Kurcze, jakieś pół roku temu, zanim wymieniłam lapka na nowego mogłabym Ci podesłać wiele takich rozmów, uśmiałbyś się po pachy 🙂 Co do tego faceta – kompletny palant i mięczak. Najśmieszniejsze i najtragiczniejsze jest to, że gdyby jakikolwiek facet w takiej sytuacji powiedział np. ” odchodzę, znalazłem inną – jest lepsza w łóżku” to 90% kobiet błagałoby go żeby wrócił… jak to śpiewał Czesław Niemen – dziwny jest ten świat 😀
Serio? Ja bym uznała, że sypia z kosmitką, bo na naszej planecie lepszych w łóżku nie ma:)
Dlatego, że tak jak ja zaliczasz się do tych 10% które machnęłoby na takiego palanta ręką 🙂
W nie których momentach miałem wrażenie że te wiadomości są układane na potrzeby tekstu. Serio. Nie żebym nie ufał kominkowi czy coś ! Czasem ciężko uwierzyć, że ktoś może być takim idiotą.
Czy tylko ja uważam, że jeśli spotykam się z człowiekiem na poziomie to takie rzeczy się nie zdarzają?!
Serio, kończyłam kilkuletnie związki, również jako ta z rogami, jednak nigdy prze nigdy żaden facet z którym żyłam tak mnie nie potraktował.
Żaden!
I żaden z nich nie potraktował tak swojej byłej. Sądzę, że jeśli kogoś naprawdę poznasz, jesteś inteligentna/y to wyczujesz na mile takiego skurwiela… tym bardziej we własnym łóżku!
🙂
Witam serdecznie!
Napisał Pan, że lepiej nie ujawniać dziewczynie swojej zdrady, żeby jej nie obarczać takim ciężarem i coś w tym jest.
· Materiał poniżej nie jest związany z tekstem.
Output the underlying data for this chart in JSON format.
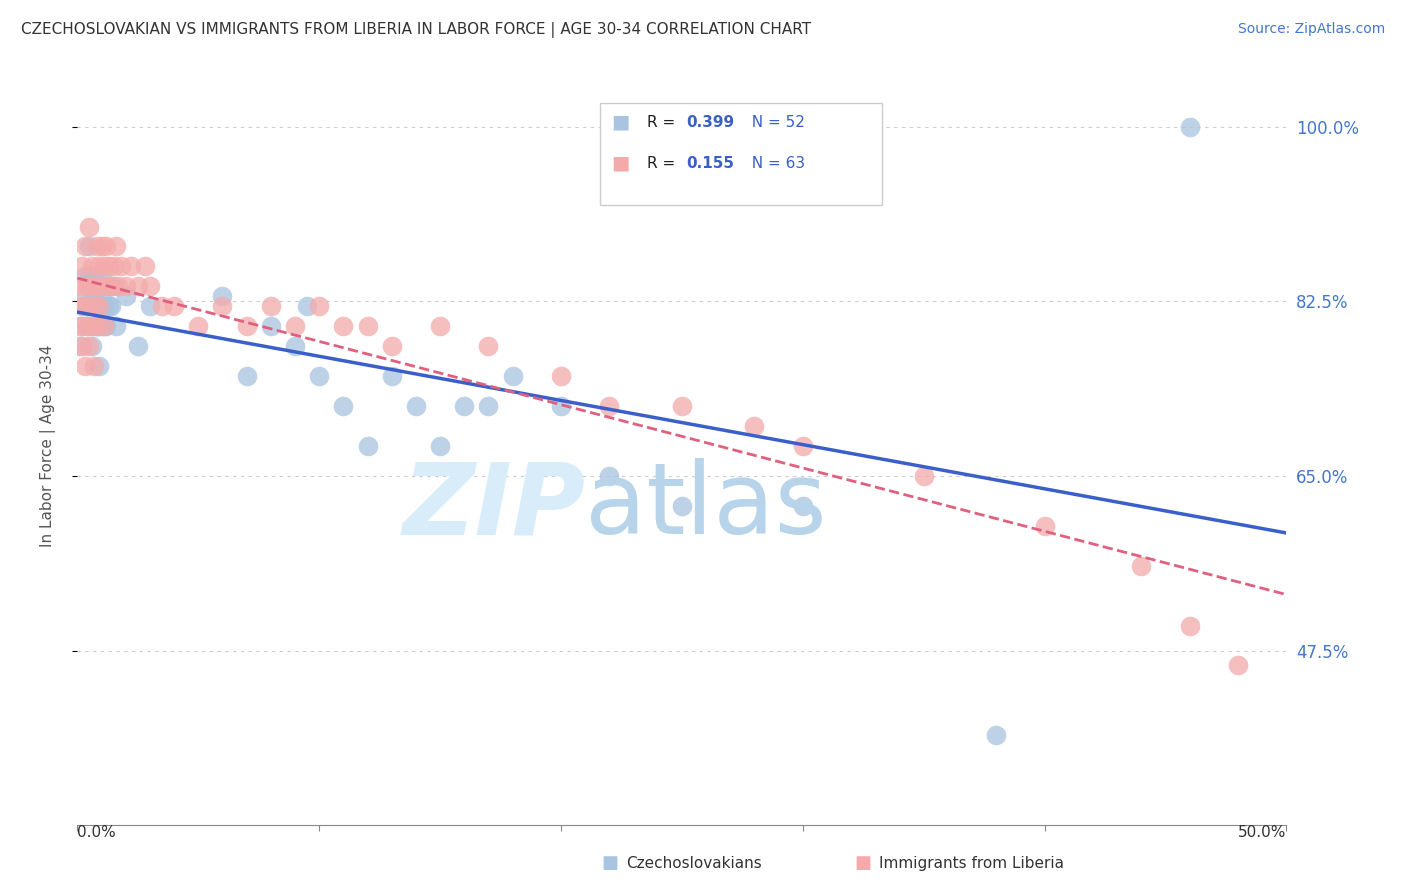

Ale jeśli inni na około widzą, że chłopak zdradza swoją dziewczynę na prawo i lewo, a ona jest w nim tak zakochana, że niczego nie dostrzega, to nie sądzi Pan, że Ci „inni” powinni ją uświadomić, jak on ją traktuje?
Ostatni sms mnie rozwalił. Najwidoczniej wszystko mu wolno. Takie okazy to chyba tylko w Polsce można znaleźć.
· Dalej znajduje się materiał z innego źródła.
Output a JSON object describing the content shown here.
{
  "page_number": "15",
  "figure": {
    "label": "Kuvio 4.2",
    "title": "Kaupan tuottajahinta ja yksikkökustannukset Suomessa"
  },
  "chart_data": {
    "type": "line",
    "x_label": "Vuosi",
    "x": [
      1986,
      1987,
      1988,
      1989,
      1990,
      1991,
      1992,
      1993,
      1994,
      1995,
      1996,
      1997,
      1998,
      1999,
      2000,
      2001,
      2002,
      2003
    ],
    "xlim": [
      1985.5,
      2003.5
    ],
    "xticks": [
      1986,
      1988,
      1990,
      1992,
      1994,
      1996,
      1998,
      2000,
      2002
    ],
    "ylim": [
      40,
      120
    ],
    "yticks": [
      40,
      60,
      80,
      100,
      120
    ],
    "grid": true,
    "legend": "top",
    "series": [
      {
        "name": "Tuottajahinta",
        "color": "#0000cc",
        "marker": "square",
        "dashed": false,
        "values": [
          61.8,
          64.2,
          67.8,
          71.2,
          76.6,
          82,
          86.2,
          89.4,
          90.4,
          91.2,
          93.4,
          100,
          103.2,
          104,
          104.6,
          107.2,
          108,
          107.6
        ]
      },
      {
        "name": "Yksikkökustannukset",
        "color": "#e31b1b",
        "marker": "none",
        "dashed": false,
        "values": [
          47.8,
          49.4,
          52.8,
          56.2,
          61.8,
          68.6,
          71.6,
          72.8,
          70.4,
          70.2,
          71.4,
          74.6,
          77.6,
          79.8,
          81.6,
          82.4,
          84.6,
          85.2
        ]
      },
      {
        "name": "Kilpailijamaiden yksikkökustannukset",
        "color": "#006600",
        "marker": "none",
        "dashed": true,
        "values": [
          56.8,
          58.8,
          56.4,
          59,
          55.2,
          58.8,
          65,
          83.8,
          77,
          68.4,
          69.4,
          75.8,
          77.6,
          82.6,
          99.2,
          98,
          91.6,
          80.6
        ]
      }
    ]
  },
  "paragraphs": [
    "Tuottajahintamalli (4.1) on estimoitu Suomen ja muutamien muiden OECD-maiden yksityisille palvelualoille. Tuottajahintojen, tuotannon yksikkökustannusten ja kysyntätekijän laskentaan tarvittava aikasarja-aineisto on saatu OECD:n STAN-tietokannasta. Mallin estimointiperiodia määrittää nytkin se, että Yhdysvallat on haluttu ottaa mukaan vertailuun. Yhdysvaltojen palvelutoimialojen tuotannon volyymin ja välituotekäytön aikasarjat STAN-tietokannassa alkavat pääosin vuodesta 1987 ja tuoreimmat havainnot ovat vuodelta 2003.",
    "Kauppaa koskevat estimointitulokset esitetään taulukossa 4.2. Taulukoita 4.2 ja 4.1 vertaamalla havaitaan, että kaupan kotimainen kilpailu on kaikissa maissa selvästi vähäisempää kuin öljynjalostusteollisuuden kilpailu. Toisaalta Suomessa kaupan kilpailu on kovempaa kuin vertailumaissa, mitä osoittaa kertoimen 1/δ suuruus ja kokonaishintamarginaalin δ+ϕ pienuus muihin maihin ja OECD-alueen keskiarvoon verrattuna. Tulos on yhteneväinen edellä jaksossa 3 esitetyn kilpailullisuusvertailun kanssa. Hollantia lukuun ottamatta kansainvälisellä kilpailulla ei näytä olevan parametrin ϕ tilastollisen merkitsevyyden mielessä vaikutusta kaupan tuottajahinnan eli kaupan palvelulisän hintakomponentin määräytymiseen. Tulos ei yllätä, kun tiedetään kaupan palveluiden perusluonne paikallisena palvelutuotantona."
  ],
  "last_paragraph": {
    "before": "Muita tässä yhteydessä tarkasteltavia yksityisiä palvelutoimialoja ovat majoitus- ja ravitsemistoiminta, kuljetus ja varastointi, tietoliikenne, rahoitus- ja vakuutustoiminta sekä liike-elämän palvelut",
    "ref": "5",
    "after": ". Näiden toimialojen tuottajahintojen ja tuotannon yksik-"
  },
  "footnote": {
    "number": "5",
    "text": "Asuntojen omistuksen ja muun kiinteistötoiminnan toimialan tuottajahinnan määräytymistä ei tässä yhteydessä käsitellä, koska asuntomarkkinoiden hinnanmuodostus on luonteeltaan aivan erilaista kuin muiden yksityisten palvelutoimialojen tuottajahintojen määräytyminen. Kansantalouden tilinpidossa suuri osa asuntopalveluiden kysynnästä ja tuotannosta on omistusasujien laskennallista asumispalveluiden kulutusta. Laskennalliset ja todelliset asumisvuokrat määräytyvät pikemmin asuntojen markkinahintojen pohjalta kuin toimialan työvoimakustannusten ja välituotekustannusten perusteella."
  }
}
Pies ogrodnika… 🙂 Nie na darmo mówi się, iż faceci są zazdrośni o swoich następców, a kobiety o swe poprzedniczki…. 🙂
Obawiam się natomiast jednej rzeczy. Gros facetów (tudzież kobiet) jeszcze gotowych wziąć do serca radę Kominka i nie przyznawać się do zdrad swoich. Zdradzajmy na prawo i lewo, jeśli najdzie nas ochota (nie jest to obligatoryjne!) i trzymajmy języki za zębami, żyjmy w ułudzie, jakich to mamy fantastycznych, wiernych, kochających partnerów. Chyba wolę najgorszą, ale prawdę, niż złudzenia, choć niekoniecznie podana musi zostać jak w przypadku naszych bohaterów.
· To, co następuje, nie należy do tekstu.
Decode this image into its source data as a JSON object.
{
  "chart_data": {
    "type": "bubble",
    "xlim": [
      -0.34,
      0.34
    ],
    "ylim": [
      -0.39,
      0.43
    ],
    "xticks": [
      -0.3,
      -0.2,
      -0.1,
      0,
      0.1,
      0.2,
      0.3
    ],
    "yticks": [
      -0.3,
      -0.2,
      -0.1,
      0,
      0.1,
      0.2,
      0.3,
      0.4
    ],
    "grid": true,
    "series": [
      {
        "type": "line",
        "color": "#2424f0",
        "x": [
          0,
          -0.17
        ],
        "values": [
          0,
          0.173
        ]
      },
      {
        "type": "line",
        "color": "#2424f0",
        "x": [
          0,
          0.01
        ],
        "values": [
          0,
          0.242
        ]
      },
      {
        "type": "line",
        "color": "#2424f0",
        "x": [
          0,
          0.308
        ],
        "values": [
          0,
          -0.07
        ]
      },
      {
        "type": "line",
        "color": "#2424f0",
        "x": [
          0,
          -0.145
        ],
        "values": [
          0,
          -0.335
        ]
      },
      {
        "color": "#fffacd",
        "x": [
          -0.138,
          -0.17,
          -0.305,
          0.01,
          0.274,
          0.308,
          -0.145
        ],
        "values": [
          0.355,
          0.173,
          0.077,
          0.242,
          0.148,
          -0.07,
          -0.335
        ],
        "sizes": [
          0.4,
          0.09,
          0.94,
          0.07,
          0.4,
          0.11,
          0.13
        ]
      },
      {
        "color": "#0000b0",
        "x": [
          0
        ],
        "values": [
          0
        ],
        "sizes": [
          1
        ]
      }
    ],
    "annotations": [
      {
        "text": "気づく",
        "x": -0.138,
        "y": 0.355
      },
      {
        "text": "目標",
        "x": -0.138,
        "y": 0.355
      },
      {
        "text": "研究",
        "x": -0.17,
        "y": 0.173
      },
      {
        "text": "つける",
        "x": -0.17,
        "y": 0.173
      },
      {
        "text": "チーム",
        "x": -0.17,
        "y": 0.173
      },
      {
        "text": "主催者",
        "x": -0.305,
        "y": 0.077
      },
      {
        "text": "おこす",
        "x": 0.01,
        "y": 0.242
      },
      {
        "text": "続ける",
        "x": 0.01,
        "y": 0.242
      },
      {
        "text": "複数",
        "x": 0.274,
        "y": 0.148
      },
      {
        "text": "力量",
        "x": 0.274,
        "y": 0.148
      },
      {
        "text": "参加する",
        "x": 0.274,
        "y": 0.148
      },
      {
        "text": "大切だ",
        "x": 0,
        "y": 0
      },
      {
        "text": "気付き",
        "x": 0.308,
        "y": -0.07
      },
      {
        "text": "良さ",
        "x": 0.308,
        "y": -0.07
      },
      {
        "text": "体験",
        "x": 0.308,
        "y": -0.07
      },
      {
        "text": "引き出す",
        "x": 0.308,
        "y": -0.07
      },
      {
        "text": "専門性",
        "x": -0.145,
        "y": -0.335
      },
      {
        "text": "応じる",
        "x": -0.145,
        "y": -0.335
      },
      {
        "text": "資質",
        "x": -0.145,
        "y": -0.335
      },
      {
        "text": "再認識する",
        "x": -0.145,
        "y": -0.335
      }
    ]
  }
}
Trzymanie języka za zębami wymaga wysiłku intelektualnego i jest o wile bardziej męczące niż przyznanie się i domaganie się obligatoryjnego wybaczenia od osoby którą się zdradziło
Ale przyznanie i domaganie się niesie ze sobą całkiem spore ryzyko niepowodzenia 🙂
Chyba pamiętam ten tekst, odgrzany smakuje równie dobrze 🙂 Skąd się tacy goście biorą, nie wiem. Pewna jestem, że istnieją… skupieni tylko na sobie.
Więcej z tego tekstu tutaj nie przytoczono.